It may be four months late, but Pagani has finally debuted the Huayra R
BY CALLUM HUNTER
PAGANI burst onto the motoring scene back in 1999 with the reveal and subsequent release of its Zonda supercar that debuted with Italian supermodel looks and a screaming AMG-sourced V12.
Four versions of the original Zonda were released with varying levels of power and performance before things were stepped up with the launch of the Zonda F in 2005.
Powered by a 7.3-litre AMG V12, the Zonda F developed 443kW/760Nm and elevated the brand to a new high among the supercar elite, showing the other manufacturers Pagani was a serious player and not just some bespoke upstart.
In 2007 though, the ante was upped to levels beyond that of road legalisation in the form of the Zonda R, a track-only, all-carbon-fibre track weapon that obliterated the Nurburgring lap record at the time.
Powered by a bespoke 6.0-litre V12, the Zonda R developed 552kW/710Nm and could generate 1.25 Gs worth of cornering force.
A series of watered down, road-legal versions followed the R before the Zonda was eventually replaced by the Huayra in 2012.
After a heap of different versions and special editions, Horacio Pagani himself announced in October last year that a Huayra R was in the works and destined for a reveal on November 12.
Four months behind schedule, the Huayra R has been debuted and not to mince words, it more than lives up to the hype.
Huayra almost only by name and vague resemblance, looking like it’s come straight from the grid of a one-make race series, the Huayra R is longer, lower and more aggressive than any other Huayra to date and shares almost no components with any other variant.
For starters, the regular car’s AMG-sourced twin-turbocharged 6.0-litre V12 is removed and in its place is a racecar-derived naturally aspirated 6.0-litre V12 developing 625kW at 8250rpm and 750Nm of torque available between 5500-8300rpm.

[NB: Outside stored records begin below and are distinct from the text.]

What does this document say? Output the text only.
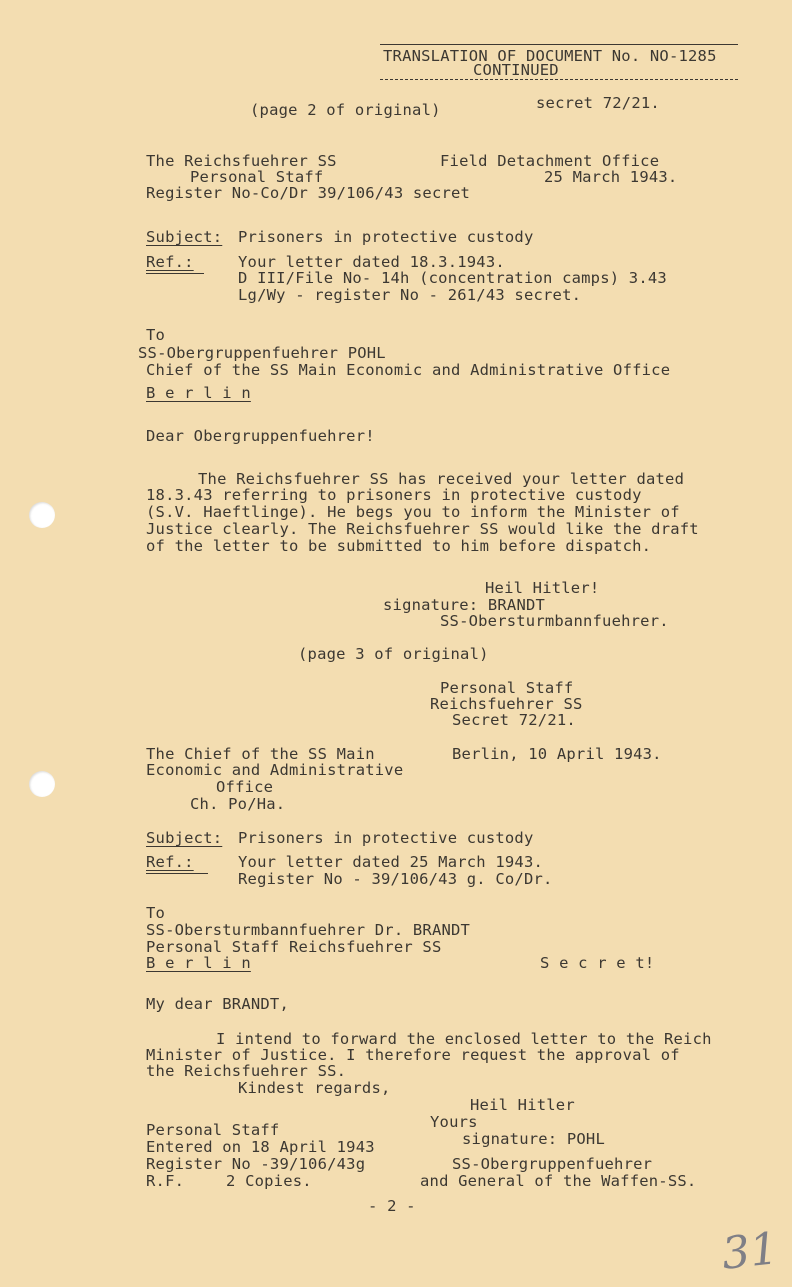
TRANSLATION OF DOCUMENT No. NO-1285
CONTINUED
(page 2 of original)	secret 72/21.
The Reichsfuehrer SS
Personal Staff
Register No-Co/Dr 39/106/43 secret
Field Detachment Office
25 March 1943.
Subject: Prisoners in protective custody
Ref.:	Your letter dated 18.3.1943.
D III/File No- 14h (concentration camps) 3.43
Lg/Wy - register No - 261/43 secret.
To
SS-Obergruppenfuehrer POHL
Chief of the SS Main Economic and Administrative Office
B e r l i n
Dear Obergruppenfuehrer!
The Reichsfuehrer SS has received your letter dated
18.3.43 referring to prisoners in protective custody
(S.V. Haeftlinge). He begs you to inform the Minister of
Justice clearly. The Reichsfuehrer SS would like the draft
of the letter to be submitted to him before dispatch.
Heil Hitler!
signature: BRANDT
SS-Obersturmbannfuehrer.
(page 3 of original)
Personal Staff
Reichsfuehrer SS
Secret 72/21.
The Chief of the SS Main
Economic and Administrative
Office
Ch. Po/Ha.
Berlin, 10 April 1943.
Subject: Prisoners in protective custody
Ref.:	Your letter dated 25 March 1943.
Register No - 39/106/43 g. Co/Dr.
To
SS-Obersturmbannfuehrer Dr. BRANDT
Personal Staff Reichsfuehrer SS
B e r l i n	S e c r e t!
My dear BRANDT,
I intend to forward the enclosed letter to the Reich
Minister of Justice. I therefore request the approval of
the Reichsfuehrer SS.
Kindest regards,
Heil Hitler
Yours
signature: POHL
SS-Obergruppenfuehrer
and General of the Waffen-SS.
Personal Staff
Entered on 18 April 1943
Register No -39/106/43g
R.F.	2 Copies.
- 2 -
31
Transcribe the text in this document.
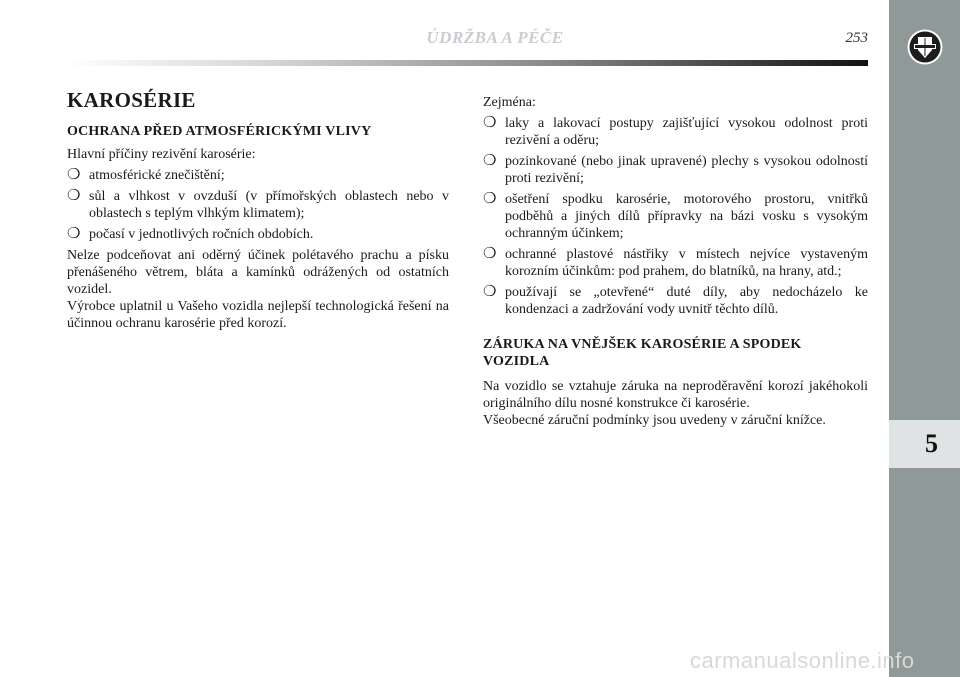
ÚDRŽBA A PÉČE	253
5
KAROSÉRIE
OCHRANA PŘED ATMOSFÉRICKÝMI VLIVY

Hlavní příčiny rezivění karosérie:

❍ atmosférické znečištění;
❍ sůl a vlhkost v ovzduší (v přímořských oblastech nebo v oblastech s teplým vlhkým klimatem);
❍ počasí v jednotlivých ročních obdobích.

Nelze podceňovat ani oděrný účinek polétavého prachu a písku přenášeného větrem, bláta a kamínků odrážených od ostatních vozidel.

Výrobce uplatnil u Vašeho vozidla nejlepší technologická řešení na účinnou ochranu karosérie před korozí.

Zejména:

❍ laky a lakovací postupy zajišťující vysokou odolnost proti rezivění a oděru;
❍ pozinkované (nebo jinak upravené) plechy s vysokou odolností proti rezivění;
❍ ošetření spodku karosérie, motorového prostoru, vnitřků podběhů a jiných dílů přípravky na bázi vosku s vysokým ochranným účinkem;
❍ ochranné plastové nástřiky v místech nejvíce vystaveným korozním účinkům: pod prahem, do blatníků, na hrany, atd.;
❍ používají se „otevřené“ duté díly, aby nedocházelo ke kondenzaci a zadržování vody uvnitř těchto dílů.
ZÁRUKA NA VNĚJŠEK KAROSÉRIE A SPODEK VOZIDLA

Na vozidlo se vztahuje záruka na neproděravění korozí jakéhokoli originálního dílu nosné konstrukce či karosérie.

Všeobecné záruční podmínky jsou uvedeny v záruční knížce.

carmanualsonline.info
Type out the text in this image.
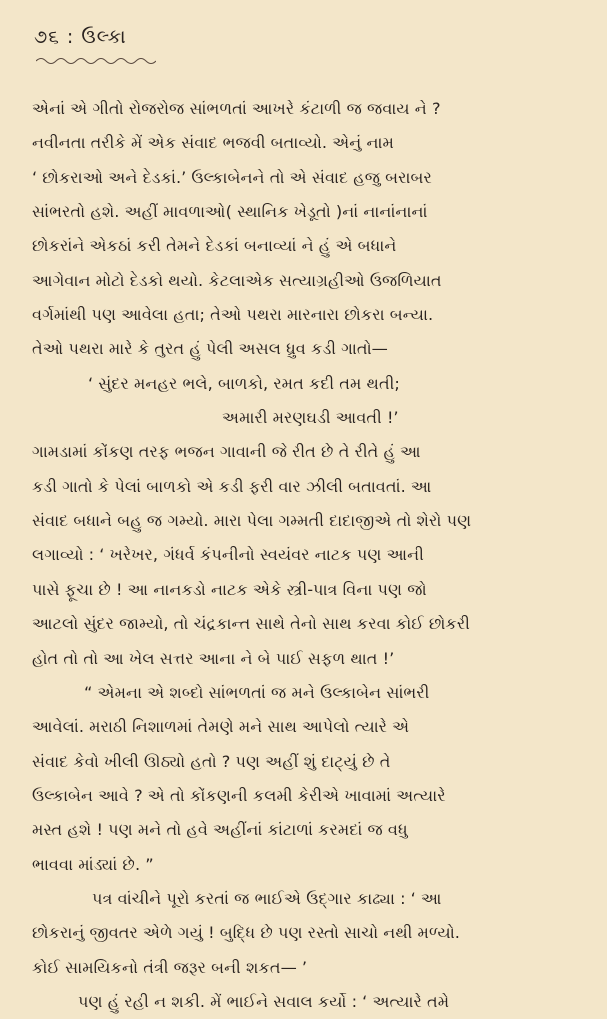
૭૬ : ઉલ્કા
એનાં એ ગીતો રોજરોજ સાંભળતાં આખરે કંટાળી જ જવાય ને ?
નવીનતા તરીકે મેં એક સંવાદ ભજવી બતાવ્યો. એનું નામ
‘ છોકરાઓ અને દેડકાં.’ ઉલ્કાબેનને તો એ સંવાદ હજુ બરાબર
સાંભરતો હશે. અહીં માવળાઓ( સ્થાનિક ખેડૂતો )નાં નાનાંનાનાં
છોકરાંને એકઠાં કરી તેમને દેડકાં બનાવ્યાં ને હું એ બધાને
આગેવાન મોટો દેડકો થયો. કેટલાએક સત્યાગ્રહીઓ ઉજળિયાત
વર્ગમાંથી પણ આવેલા હતા; તેઓ પથરા મારનારા છોકરા બન્યા.
તેઓ પથરા મારે કે તુરત હું પેલી અસલ ધ્રુવ કડી ગાતો—
‘ સુંદર મનહર ભલે, બાળકો, રમત કદી તમ થતી;
અમારી મરણઘડી આવતી !’
ગામડામાં કોંકણ તરફ ભજન ગાવાની જે રીત છે તે રીતે હું આ
કડી ગાતો કે પેલાં બાળકો એ કડી ફરી વાર ઝીલી બતાવતાં. આ
સંવાદ બધાને બહુ જ ગમ્યો. મારા પેલા ગમ્મતી દાદાજીએ તો શેરો પણ
લગાવ્યો : ‘ ખરેખર, ગંધર્વ કંપનીનો સ્વયંવર નાટક પણ આની
પાસે ફૂચા છે ! આ નાનકડો નાટક એકે સ્ત્રી-પાત્ર વિના પણ જો
આટલો સુંદર જામ્યો, તો ચંદ્રકાન્ત સાથે તેનો સાથ કરવા કોઈ છોકરી
હોત તો તો આ ખેલ સત્તર આના ને બે પાઈ સફળ થાત !’
“ એમના એ શબ્દો સાંભળતાં જ મને ઉલ્કાબેન સાંભરી
આવેલાં. મરાઠી નિશાળમાં તેમણે મને સાથ આપેલો ત્યારે એ
સંવાદ કેવો ખીલી ઊઠ્યો હતો ? પણ અહીં શું દાટ્યું છે તે
ઉલ્કાબેન આવે ? એ તો કોંકણની કલમી કેરીએ ખાવામાં અત્યારે
મસ્ત હશે ! પણ મને તો હવે અહીંનાં કાંટાળાં કરમદાં જ વધુ
ભાવવા માંડ્યાં છે. ”
પત્ર વાંચીને પૂરો કરતાં જ ભાઈએ ઉદ્ગાર કાઢ્યા : ‘ આ
છોકરાનું જીવતર એળે ગયું ! બુદ્ધિ છે પણ રસ્તો સાચો નથી મળ્યો.
કોઈ સામયિકનો તંત્રી જરૂર બની શકત— ’
પણ હું રહી ન શકી. મેં ભાઈને સવાલ કર્યો : ‘ અત્યારે તમે
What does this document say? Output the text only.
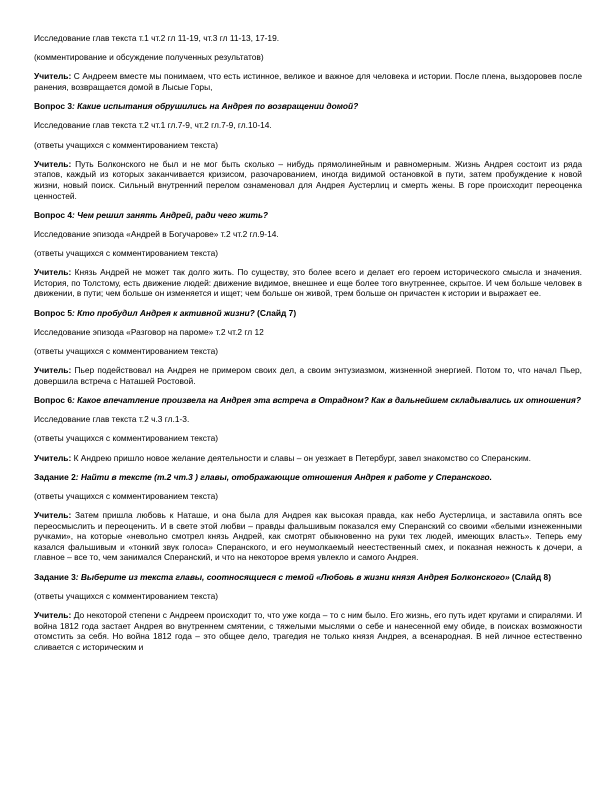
Исследование глав текста т.1 чт.2 гл 11-19, чт.3 гл 11-13, 17-19.
(комментирование и обсуждение полученных результатов)
Учитель: С Андреем вместе мы понимаем, что есть истинное, великое и важное для человека и истории. После плена, выздоровев после ранения, возвращается домой в Лысые Горы,
Вопрос 3: Какие испытания обрушились на Андрея по возвращении домой?
Исследование глав текста т.2 чт.1 гл.7-9, чт.2 гл.7-9, гл.10-14.
(ответы учащихся с комментированием текста)
Учитель: Путь Болконского не был и не мог быть сколько – нибудь прямолинейным и равномерным. Жизнь Андрея состоит из ряда этапов, каждый из которых заканчивается кризисом, разочарованием, иногда видимой остановкой в пути, затем пробуждение к новой жизни, новый поиск. Сильный внутренний перелом ознаменовал для Андрея Аустерлиц и смерть жены. В горе происходит переоценка ценностей.
Вопрос 4: Чем решил занять Андрей, ради чего жить?
Исследование эпизода «Андрей в Богучарове» т.2 чт.2 гл.9-14.
(ответы учащихся с комментированием текста)
Учитель: Князь Андрей не может так долго жить. По существу, это более всего и делает его героем исторического смысла и значения. История, по Толстому, есть движение людей: движение видимое, внешнее и еще более того внутреннее, скрытое. И чем больше человек в движении, в пути; чем больше он изменяется и ищет; чем больше он живой, трем больше он причастен к истории и выражает ее.
Вопрос 5: Кто пробудил Андрея к активной жизни? (Слайд 7)
Исследование эпизода «Разговор на пароме» т.2 чт.2 гл 12
(ответы учащихся с комментированием текста)
Учитель: Пьер подействовал на Андрея не примером своих дел, а своим энтузиазмом, жизненной энергией. Потом то, что начал Пьер, довершила встреча с Наташей Ростовой.
Вопрос 6: Какое впечатление произвела на Андрея эта встреча в Отрадном? Как в дальнейшем складывались их отношения?
Исследование глав текста т.2 ч.3 гл.1-3.
(ответы учащихся с комментированием текста)
Учитель: К Андрею пришло новое желание деятельности и славы – он уезжает в Петербург, завел знакомство со Сперанским.
Задание 2: Найти в тексте (т.2 чт.3 ) главы, отображающие отношения Андрея к работе у Сперанского.
(ответы учащихся с комментированием текста)
Учитель: Затем пришла любовь к Наташе, и она была для Андрея как высокая правда, как небо Аустерлица, и заставила опять все переосмыслить и переоценить. И в свете этой любви – правды фальшивым показался ему Сперанский со своими «белыми изнеженными ручками», на которые «невольно смотрел князь Андрей, как смотрят обыкновенно на руки тех людей, имеющих власть». Теперь ему казался фальшивым и «тонкий звук голоса» Сперанского, и его неумолкаемый неестественный смех, и показная нежность к дочери, а главное – все то, чем занимался Сперанский, и что на некоторое время увлекло и самого Андрея.
Задание 3: Выберите из текста главы, соотносящиеся с темой «Любовь в жизни князя Андрея Болконского» (Слайд 8)
(ответы учащихся с комментированием текста)
Учитель: До некоторой степени с Андреем происходит то, что уже когда – то с ним было. Его жизнь, его путь идет кругами и спиралями. И война 1812 года застает Андрея во внутреннем смятении, с тяжелыми мыслями о себе и нанесенной ему обиде, в поисках возможности отомстить за себя. Но война 1812 года – это общее дело, трагедия не только князя Андрея, а всенародная. В ней личное естественно сливается с историческим и
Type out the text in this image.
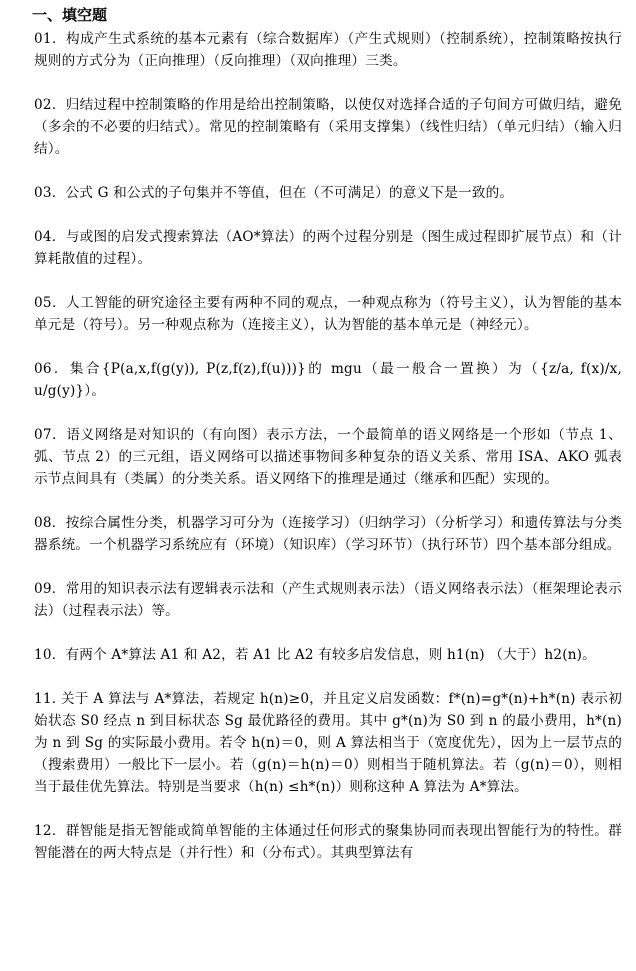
一、填空题

01．构成产生式系统的基本元素有（综合数据库）（产生式规则）（控制系统），控制策略按执行规则的方式分为（正向推理）（反向推理）（双向推理）三类。

02．归结过程中控制策略的作用是给出控制策略，以使仅对选择合适的子句间方可做归结，避免（多余的不必要的归结式）。常见的控制策略有（采用支撑集）（线性归结）（单元归结）（输入归结）。

03．公式 G 和公式的子句集并不等值，但在（不可满足）的意义下是一致的。

04．与或图的启发式搜索算法（AO*算法）的两个过程分别是（图生成过程即扩展节点）和（计算耗散值的过程）。

05．人工智能的研究途径主要有两种不同的观点，一种观点称为（符号主义），认为智能的基本单元是（符号）。另一种观点称为（连接主义），认为智能的基本单元是（神经元）。

06．集合{P(a,x,f(g(y)), P(z,f(z),f(u)))}的 mgu（最一般合一置换）为（{z/a, f(x)/x, u/g(y)}）。

07．语义网络是对知识的（有向图）表示方法，一个最简单的语义网络是一个形如（节点 1、弧、节点 2）的三元组，语义网络可以描述事物间多种复杂的语义关系、常用 ISA、AKO 弧表示节点间具有（类属）的分类关系。语义网络下的推理是通过（继承和匹配）实现的。

08．按综合属性分类，机器学习可分为（连接学习）（归纳学习）（分析学习）和遗传算法与分类器系统。一个机器学习系统应有（环境）（知识库）（学习环节）（执行环节）四个基本部分组成。

09．常用的知识表示法有逻辑表示法和（产生式规则表示法）（语义网络表示法）（框架理论表示法）（过程表示法）等。

10．有两个 A*算法 A1 和 A2，若 A1 比 A2 有较多启发信息，则 h1(n) （大于）h2(n)。

11. 关于 A 算法与 A*算法，若规定 h(n)≥0，并且定义启发函数：f*(n)=g*(n)+h*(n) 表示初始状态 S0 经点 n 到目标状态 Sg 最优路径的费用。其中 g*(n)为 S0 到 n 的最小费用，h*(n)为 n 到 Sg 的实际最小费用。若令 h(n)＝0，则 A 算法相当于（宽度优先），因为上一层节点的（搜索费用）一般比下一层小。若（g(n)＝h(n)＝0）则相当于随机算法。若（g(n)＝0），则相当于最佳优先算法。特别是当要求（h(n) ≤h*(n)）则称这种 A 算法为 A*算法。

12．群智能是指无智能或简单智能的主体通过任何形式的聚集协同而表现出智能行为的特性。群智能潜在的两大特点是（并行性）和（分布式）。其典型算法有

Revving out to an eye-watering 9000rpm, Mr Pagani said the engine had to have “the charm, romance, sound and simplicity of the F1 engines of the 1980s, while incorporating state-of-the-art technology available today”.
Even more impressively, the whole thing only weighs 198kg.
As per the regular Huayra, power in the R is sent exclusively to the rear wheels with gear-shifting duties being taken care of by via a specially developed six-speed sequential transmission.
Underpinned by a Carbo-Titanium and Carbo-Triax monocoque, the Huayra R boasts a dry weight of just 1050kg with carbon-fibre being used extensively for the body and vast majority of the interior which combines with those 625kW/750Nm outputs to result in a power-to-weight ratio of 604kW per tonne.
Pagani hasn’t quoted any key performance figures for its latest track monster, however it has confirmed it will do more than 320km/h and generate more than 1000kg of downforce in the process.
“Sculpted for performance”, suspension duties all-round are taken care of by forged aluminium alloy independent double wishbones with helical springs and electronically controlled shock absorbers while the brakes come courtesy of Italian specialists Brembo.
Monolithic six-piston callipers feature in all four corners and clamp ventilated 410x38mm discs upfront and ventilated 390x34mm units at the rear.
“In 2008 we were working on the Huayra, a very challenging and demanding project from an engineering and stylistic point of view,” Mr Pagani said.
“After so many years, I felt an overwhelming desire for freedom and that’s how the Zonda R came about, a track car free from constraints and regulations.
“Beautiful, high-performing and safe. The Huayra R, just like the Zonda R, is the freest, most extreme and performance-oriented Pagani car of all time.”
Just how many Huayra Rs are going into production remains to be seen, but knowing Pagani you can expect there to be very few – less than 20 if the Zonda R was anything to go by.
Those of you reading this drooling with anticipation and temptation, the price is also yet to be announced, but you can safely expect it to be well into the millions.